February 19, 2001 04:15am
Limits on Adult Entertainment Considered
Source: Charlotte Observer
by: Jennifer Talhelm
(YORK, SC) -- Nude dancing and other forms of adult entertainment would be outlawed or severely restricted if leaders in two York County towns follow through on their plans.
But legal experts say York and Fort Mill officials will have to be careful when they write the restrictions or they will unfairly limit free expression.
Several S.C. cities are considering changes to laws regarding adult businesses. Through zoning laws, some are attempting to restrict where businesses can locate. York is taking a more sweeping approach.
The York County town leaders say that as the area grows, they need to make sure zoning laws keep up with the times.
"It's a continuous part of controlling growth," said Fort Mill Mayor Charles Powers. "We just want to make sure we have the citizens of Fort Mill protected as best we can by law."
The city of York began writing its ordinance last year when a local bar wanted to have a thong contest. Leaders decided they wanted a tough ordinance to prohibit such contests.
They settled on a broad ban on adult entertainment, which council members will consider in March. Already, City Council members have approved part of the ordinance, which defines nudity in explicit terms and calls adult entertainment "any business, which wholly or in part provides entertainment in which persons appear in a state of nudity in a public place."
"Certain lewd, immoral activities carried on in public places for profit are highly detrimental to the public health, safety and welfare, and lead to the debasement of both women and men, promote violence, public intoxication, prostitution and other serious criminal activity," the proposed ordinance says.
"I believe this ordinance is being considered in York is an effort to sustain a certain standard for our community," said Trey Eubanks, York's city manager.
The Fort Mill Town Council watched carefully and followed suit, town attorney Bayles Mack said. The town's ordinance already indirectly excludes adult businesses because they are not listed as a permitted use, he said.
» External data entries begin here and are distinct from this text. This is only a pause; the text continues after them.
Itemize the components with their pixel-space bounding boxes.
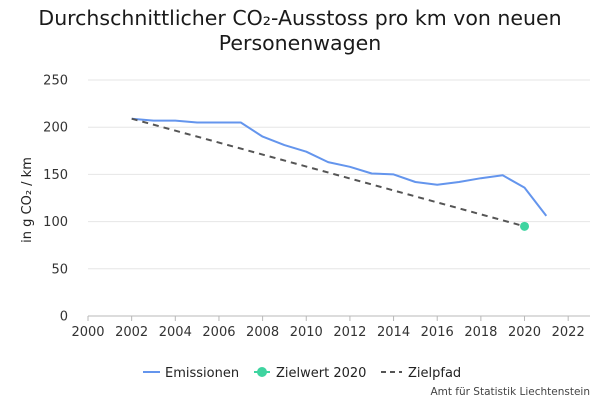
chart-title: Durchschnittlicher CO₂-Ausstoss pro km v… — [38, 6, 562, 55]
x-tick-label: 2020 — [508, 325, 541, 340]
y-tick-label: 250 — [43, 74, 68, 89]
y-tick-label: 200 — [43, 121, 68, 136]
series-line-zielpfad[interactable] — [131, 117, 525, 228]
legend-item-zielpfad[interactable]: Zielpfad — [381, 366, 461, 381]
x-tick-label: 2012 — [333, 325, 366, 340]
y-tick-label: 100 — [43, 215, 68, 230]
legend-item-zielwert[interactable]: Zielwert 2020 — [254, 366, 366, 381]
x-tick-label: 2004 — [159, 325, 192, 340]
x-tick-label: 2014 — [377, 325, 410, 340]
x-tick-label: 2002 — [115, 325, 148, 340]
legend-label: Zielwert 2020 — [276, 366, 366, 381]
y-tick-label: 50 — [51, 262, 68, 277]
y-axis: 0 50 100 150 200 250 — [43, 74, 68, 325]
series-layer — [131, 117, 548, 231]
y-tick-label: 0 — [60, 310, 68, 325]
x-tick-label: 2008 — [246, 325, 279, 340]
x-tick-label: 2010 — [290, 325, 323, 340]
series-line-emissionen[interactable] — [131, 117, 548, 217]
x-tick-label: 2000 — [71, 325, 104, 340]
x-tick-label: 2016 — [421, 325, 454, 340]
legend-item-emissionen[interactable]: Emissionen — [143, 366, 239, 381]
x-tick-label: 2022 — [552, 325, 585, 340]
gridlines — [88, 79, 590, 317]
data-point-zielwert[interactable] — [520, 221, 530, 231]
x-axis: 2000 2002 2004 2006 2008 2010 2012 2014 2016 2018… — [71, 316, 585, 340]
legend: Emissionen Zielwert 2020 Zielpfad — [143, 366, 461, 381]
y-axis-label: in g CO₂ / km — [20, 157, 35, 243]
x-tick-label: 2006 — [202, 325, 235, 340]
source-credit: Amt für Statistik Liechtenstein — [430, 386, 590, 398]
legend-label: Emissionen — [165, 366, 239, 381]
x-tick-label: 2018 — [464, 325, 497, 340]
legend-label: Zielpfad — [408, 366, 461, 381]
y-tick-label: 150 — [43, 168, 68, 183]
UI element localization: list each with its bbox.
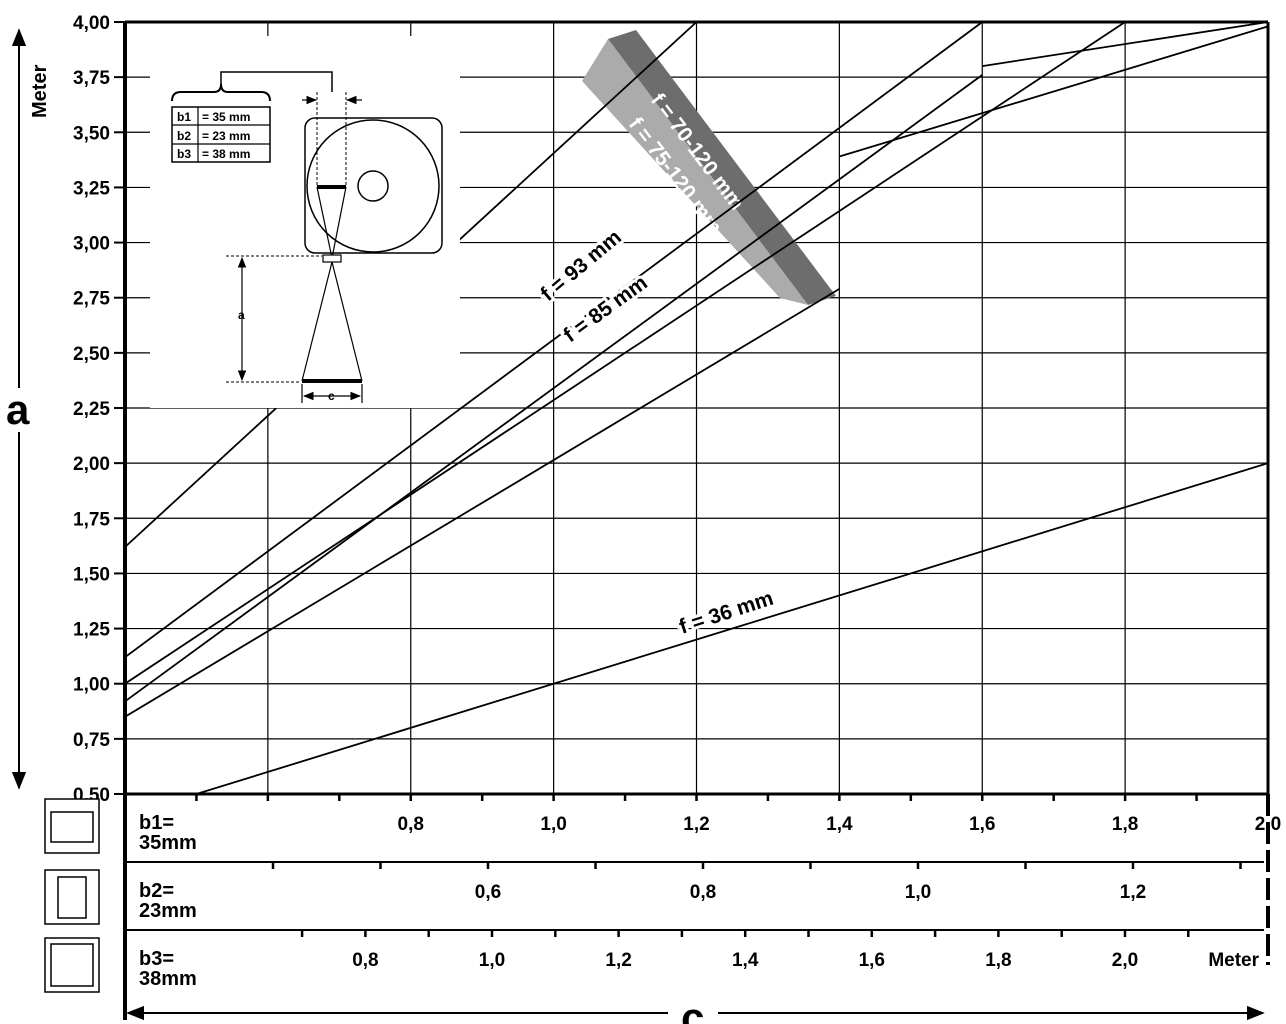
series-line-1 — [124, 288, 840, 718]
y-axis-unit: Meter — [29, 64, 51, 118]
y-tick-label: 0,75 — [73, 730, 110, 751]
x-tick-label: 1,2 — [605, 950, 631, 971]
y-tick-label: 2,00 — [73, 454, 110, 475]
x-tick-label: 2,0 — [1112, 950, 1138, 971]
x-tick-label: 2,0 — [1255, 814, 1281, 835]
band-75-120 — [582, 39, 808, 305]
x-scale-1: b1=35mm 0,8 1,0 1,2 1,4 1,6 1,8 2,0 — [139, 794, 1281, 854]
x-scale-3: b3=38mm 0,8 1,0 1,2 1,4 1,6 1,8 2,0 Meter — [125, 929, 1264, 990]
y-tick-label: 2,50 — [73, 344, 110, 365]
x-scale-name-2: 38mm — [139, 968, 197, 990]
x-axis-symbol: c — [681, 994, 704, 1024]
x-tick-label: 1,0 — [905, 882, 931, 903]
x-scale-name-1: b2= — [139, 880, 174, 902]
series-line-6 — [839, 25, 1269, 158]
x-scale-name-2: 23mm — [139, 900, 197, 922]
x-scale-name-1: b1= — [139, 812, 174, 834]
x-tick-label: 1,0 — [479, 950, 505, 971]
series-line-0 — [196, 462, 1269, 795]
diagram-label-a: a — [238, 308, 245, 322]
x-scale-name-1: b3= — [139, 948, 174, 970]
connector — [220, 71, 333, 92]
focal-bands: f = 70-120 mm f = 75-120 mm — [582, 30, 836, 305]
x-tick-label: 1,2 — [1120, 882, 1146, 903]
x-tick-label: 1,6 — [969, 814, 995, 835]
y-tick-label: 3,75 — [73, 68, 110, 89]
y-tick-label: 3,00 — [73, 234, 110, 255]
x-tick-label: 1,8 — [985, 950, 1011, 971]
x-tick-label: 1,0 — [540, 814, 566, 835]
projector-body — [304, 117, 443, 254]
y-axis: 0,500,751,001,251,501,752,002,252,502,75… — [73, 13, 125, 806]
series-line-4 — [124, 21, 983, 658]
format-icons — [44, 798, 100, 993]
x-tick-label: 1,6 — [859, 950, 885, 971]
x-axis-unit: Meter — [1208, 950, 1259, 971]
y-tick-label: 2,25 — [73, 399, 110, 420]
format-table: b1 = 35 mm b2 = 23 mm b3 = 38 mm — [171, 106, 271, 163]
format-value-b2: = 23 mm — [202, 129, 250, 143]
y-axis-symbol: a — [6, 386, 30, 433]
x-tick-label: 0,6 — [475, 882, 501, 903]
x-tick-label: 0,8 — [690, 882, 716, 903]
y-tick-label: 3,50 — [73, 123, 110, 144]
x-tick-label: 1,2 — [683, 814, 709, 835]
x-scales: b1=35mm 0,8 1,0 1,2 1,4 1,6 1,8 2,0 b2=23mm 0,6 0,… — [125, 794, 1281, 990]
y-tick-label: 1,75 — [73, 509, 110, 530]
y-tick-label: 1,25 — [73, 620, 110, 641]
series-lines — [124, 21, 1269, 795]
format-value-b3: = 38 mm — [202, 147, 250, 161]
y-tick-label: 2,75 — [73, 289, 110, 310]
series-line-3 — [124, 21, 1126, 685]
x-scale-2: b2=23mm 0,6 0,8 1,0 1,2 — [125, 861, 1264, 922]
y-tick-label: 4,00 — [73, 13, 110, 34]
x-scale-name-2: 35mm — [139, 832, 197, 854]
diagram-label-c: c — [328, 389, 335, 403]
format-key-b1: b1 — [177, 110, 191, 124]
x-tick-label: 1,4 — [732, 950, 759, 971]
y-tick-label: 1,00 — [73, 675, 110, 696]
format-key-b2: b2 — [177, 129, 191, 143]
format-value-b1: = 35 mm — [202, 110, 250, 124]
y-tick-label: 1,50 — [73, 564, 110, 585]
x-tick-label: 0,8 — [398, 814, 424, 835]
series-line-2 — [124, 74, 983, 703]
format-key-b3: b3 — [177, 147, 191, 161]
band-70-120 — [608, 30, 836, 305]
x-tick-label: 1,8 — [1112, 814, 1138, 835]
x-tick-label: 0,8 — [352, 950, 378, 971]
x-tick-label: 1,4 — [826, 814, 853, 835]
series-line-7 — [982, 21, 1269, 67]
y-tick-label: 3,25 — [73, 178, 110, 199]
projector-diagram: b1 = 35 mm b2 = 23 mm b3 = 38 mm a c — [171, 71, 443, 403]
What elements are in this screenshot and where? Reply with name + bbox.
Fort Mill leaders likely will consider defining adult businesses as York did. They may allow adult businesses in certain limited zones, or they may call them "non-permitted uses," which would limit them further, Mack said.
University of South Carolina constitutional law professor Eldon Wedlock said the towns may be heading for lawsuits unless they draft ordinances carefully.
York cites as the model for its law a U.S. Supreme Court case that allowed an Indiana town to prohibit nude dancing. But Wedlock said the case doesn't allow towns to ban nude dancing; it allows them to prohibit public nudity. As long as a law prohibits all forms of public nudity, it may be OK, he said. A law that prohibits just nude dancing likely would be an unconstitutional restriction on free expression, he said.
"What happens is that some public official gets ahold of these cases and says, `Aha, we can ban nude dancing,'" Wedlock said. "You have to be careful about the way you're doing it."
York County, Rock Hill and other towns across South Carolina regulate adult businesses as well. In York County and Rock Hill, such establishments may not be within about 1,000 feet of schools, churches, parks and other adult businesses. And they are allowed only in specific zones. City and county officials said they know of only one adult business, which is in Rock Hill and was set up before the zoning ordinance went into effect.
County Attorney Melvin McKeown said the county did not prohibit the businesses, in part because it's a tricky thing to do.
"You confront a First Amendment challenge any time you do that," he said. "Trying to walk that narrow line is pretty tenuous."